Having read other historical novels, I don’t know if this one counts in that genre, but the setting is older than ten years, and each character’s world is well before my own. Beyond historical fiction, the book is very much a book of place. The Great Plains informs the lives that comprise New to Liberty as much as time period. When I first moved to Nebraska, I immediately understood the moniker of big sky, though we hadn’t made it as far as Montana yet. I could feel it in the city of Lincoln, but the experience of big skies happened most when I took to the road and ventured into farmland.

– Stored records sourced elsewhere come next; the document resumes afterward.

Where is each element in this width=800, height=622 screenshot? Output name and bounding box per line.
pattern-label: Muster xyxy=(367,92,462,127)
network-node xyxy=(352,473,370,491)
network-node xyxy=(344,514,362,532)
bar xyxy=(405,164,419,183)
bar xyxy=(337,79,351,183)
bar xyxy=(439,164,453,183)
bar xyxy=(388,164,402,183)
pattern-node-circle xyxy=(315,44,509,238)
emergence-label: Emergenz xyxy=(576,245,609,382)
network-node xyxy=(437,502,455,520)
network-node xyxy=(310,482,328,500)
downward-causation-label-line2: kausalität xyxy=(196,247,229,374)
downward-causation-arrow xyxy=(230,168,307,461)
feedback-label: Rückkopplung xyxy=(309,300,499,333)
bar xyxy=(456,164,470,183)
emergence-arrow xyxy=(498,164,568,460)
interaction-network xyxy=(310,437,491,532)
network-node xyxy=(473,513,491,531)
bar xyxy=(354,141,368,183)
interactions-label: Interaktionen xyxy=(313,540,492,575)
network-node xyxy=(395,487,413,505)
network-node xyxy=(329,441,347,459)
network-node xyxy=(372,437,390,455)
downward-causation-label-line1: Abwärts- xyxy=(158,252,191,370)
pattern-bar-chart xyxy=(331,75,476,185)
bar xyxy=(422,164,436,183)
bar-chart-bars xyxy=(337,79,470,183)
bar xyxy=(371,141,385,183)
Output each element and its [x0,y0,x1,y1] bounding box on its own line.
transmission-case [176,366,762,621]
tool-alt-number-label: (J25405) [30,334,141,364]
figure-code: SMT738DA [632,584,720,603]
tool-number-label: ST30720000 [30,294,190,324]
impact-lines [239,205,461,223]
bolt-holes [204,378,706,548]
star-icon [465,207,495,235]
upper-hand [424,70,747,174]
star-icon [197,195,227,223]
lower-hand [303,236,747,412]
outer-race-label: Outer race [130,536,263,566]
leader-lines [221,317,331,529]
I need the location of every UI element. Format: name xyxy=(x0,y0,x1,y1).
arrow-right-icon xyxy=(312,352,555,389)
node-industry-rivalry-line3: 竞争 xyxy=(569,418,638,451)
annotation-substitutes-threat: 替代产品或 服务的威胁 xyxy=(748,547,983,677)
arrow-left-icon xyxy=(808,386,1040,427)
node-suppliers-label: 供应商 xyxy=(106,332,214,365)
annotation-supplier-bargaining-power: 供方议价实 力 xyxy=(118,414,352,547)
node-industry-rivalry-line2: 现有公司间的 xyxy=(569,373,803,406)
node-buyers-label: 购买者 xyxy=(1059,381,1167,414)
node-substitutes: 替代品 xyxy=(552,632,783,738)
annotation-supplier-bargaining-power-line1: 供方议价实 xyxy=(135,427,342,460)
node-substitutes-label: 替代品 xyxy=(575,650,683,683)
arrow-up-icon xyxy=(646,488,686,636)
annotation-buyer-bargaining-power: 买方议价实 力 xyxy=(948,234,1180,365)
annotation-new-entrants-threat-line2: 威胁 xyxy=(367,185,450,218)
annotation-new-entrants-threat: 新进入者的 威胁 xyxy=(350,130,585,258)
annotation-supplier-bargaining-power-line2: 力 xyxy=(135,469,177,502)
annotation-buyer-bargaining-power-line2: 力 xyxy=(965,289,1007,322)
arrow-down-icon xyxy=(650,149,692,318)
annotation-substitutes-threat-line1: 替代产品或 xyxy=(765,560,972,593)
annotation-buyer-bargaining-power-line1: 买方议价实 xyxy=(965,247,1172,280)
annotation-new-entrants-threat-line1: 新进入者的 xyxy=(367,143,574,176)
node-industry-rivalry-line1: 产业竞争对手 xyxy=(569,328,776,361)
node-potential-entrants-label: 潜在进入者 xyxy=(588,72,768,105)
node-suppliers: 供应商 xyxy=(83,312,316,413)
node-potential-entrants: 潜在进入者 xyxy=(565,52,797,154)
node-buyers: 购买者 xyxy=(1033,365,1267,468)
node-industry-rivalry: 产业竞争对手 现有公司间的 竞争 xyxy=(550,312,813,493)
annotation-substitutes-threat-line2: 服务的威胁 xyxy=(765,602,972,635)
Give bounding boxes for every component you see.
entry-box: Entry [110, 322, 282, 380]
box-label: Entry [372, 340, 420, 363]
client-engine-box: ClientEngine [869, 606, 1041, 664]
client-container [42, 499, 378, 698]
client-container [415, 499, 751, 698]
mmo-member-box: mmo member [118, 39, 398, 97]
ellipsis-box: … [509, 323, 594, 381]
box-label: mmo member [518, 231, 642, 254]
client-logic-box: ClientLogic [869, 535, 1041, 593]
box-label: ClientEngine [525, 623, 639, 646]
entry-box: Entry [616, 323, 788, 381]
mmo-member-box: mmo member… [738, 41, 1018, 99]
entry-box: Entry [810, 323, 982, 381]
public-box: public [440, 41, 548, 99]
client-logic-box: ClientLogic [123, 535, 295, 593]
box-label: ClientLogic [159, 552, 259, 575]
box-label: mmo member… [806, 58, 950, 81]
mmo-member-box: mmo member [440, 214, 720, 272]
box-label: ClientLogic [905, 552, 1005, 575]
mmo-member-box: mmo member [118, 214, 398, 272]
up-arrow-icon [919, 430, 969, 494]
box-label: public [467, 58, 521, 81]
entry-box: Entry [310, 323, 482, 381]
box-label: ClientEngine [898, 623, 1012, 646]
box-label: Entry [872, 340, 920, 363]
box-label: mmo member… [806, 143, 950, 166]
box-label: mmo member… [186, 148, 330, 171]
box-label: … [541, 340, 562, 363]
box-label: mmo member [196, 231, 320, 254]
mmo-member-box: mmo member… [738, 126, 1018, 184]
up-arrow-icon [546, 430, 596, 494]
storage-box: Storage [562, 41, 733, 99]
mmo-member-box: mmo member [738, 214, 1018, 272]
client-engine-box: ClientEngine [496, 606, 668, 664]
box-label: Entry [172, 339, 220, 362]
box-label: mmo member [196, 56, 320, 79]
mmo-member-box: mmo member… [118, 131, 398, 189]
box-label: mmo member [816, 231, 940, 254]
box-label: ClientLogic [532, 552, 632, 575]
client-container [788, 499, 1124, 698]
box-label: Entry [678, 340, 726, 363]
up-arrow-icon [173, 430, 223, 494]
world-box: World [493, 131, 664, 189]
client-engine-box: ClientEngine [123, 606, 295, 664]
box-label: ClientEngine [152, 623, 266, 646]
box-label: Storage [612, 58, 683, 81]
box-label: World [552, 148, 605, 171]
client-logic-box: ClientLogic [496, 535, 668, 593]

The cowboy denim skies stretched higher than any I ever imagined, and the expanse of fields stretched wider than I believed possible. The acres of grain surged similarly to sea waves; the flowering tops of grasses serve as the prairie’s whitecapped waters. The expanse of nothing but grains and skies made me feel finite, tiny, and hidden in the wide open. I wanted to capture that. I wanted to show what it was to exist in the Plains, and I wanted to dial into what this world was like before ultra-modernity, and during the Dust Bowl.
Wandering around Nebraska, South Dakota, western Missouri, Kansas, and Colorado was an integral part of my research for this book. The harsh summer days, the dusty dry winds, and the smell of wheat and corn baking in the sun made their way into Sissily’s story, the first character we follow in the book. The lack of people of color and the overwhelming sense of loneliness I felt found their way into Nella’s story, the second character we get really close to. And the strong women I met who could withstand adversity, disagreeable nature, and poverty gave Greta, the third main character, her strength and ingenuity. Existing in Nebraska and the Great Plains inspired New to Liberty. The landscape and customs helped define the characters that populate the stories.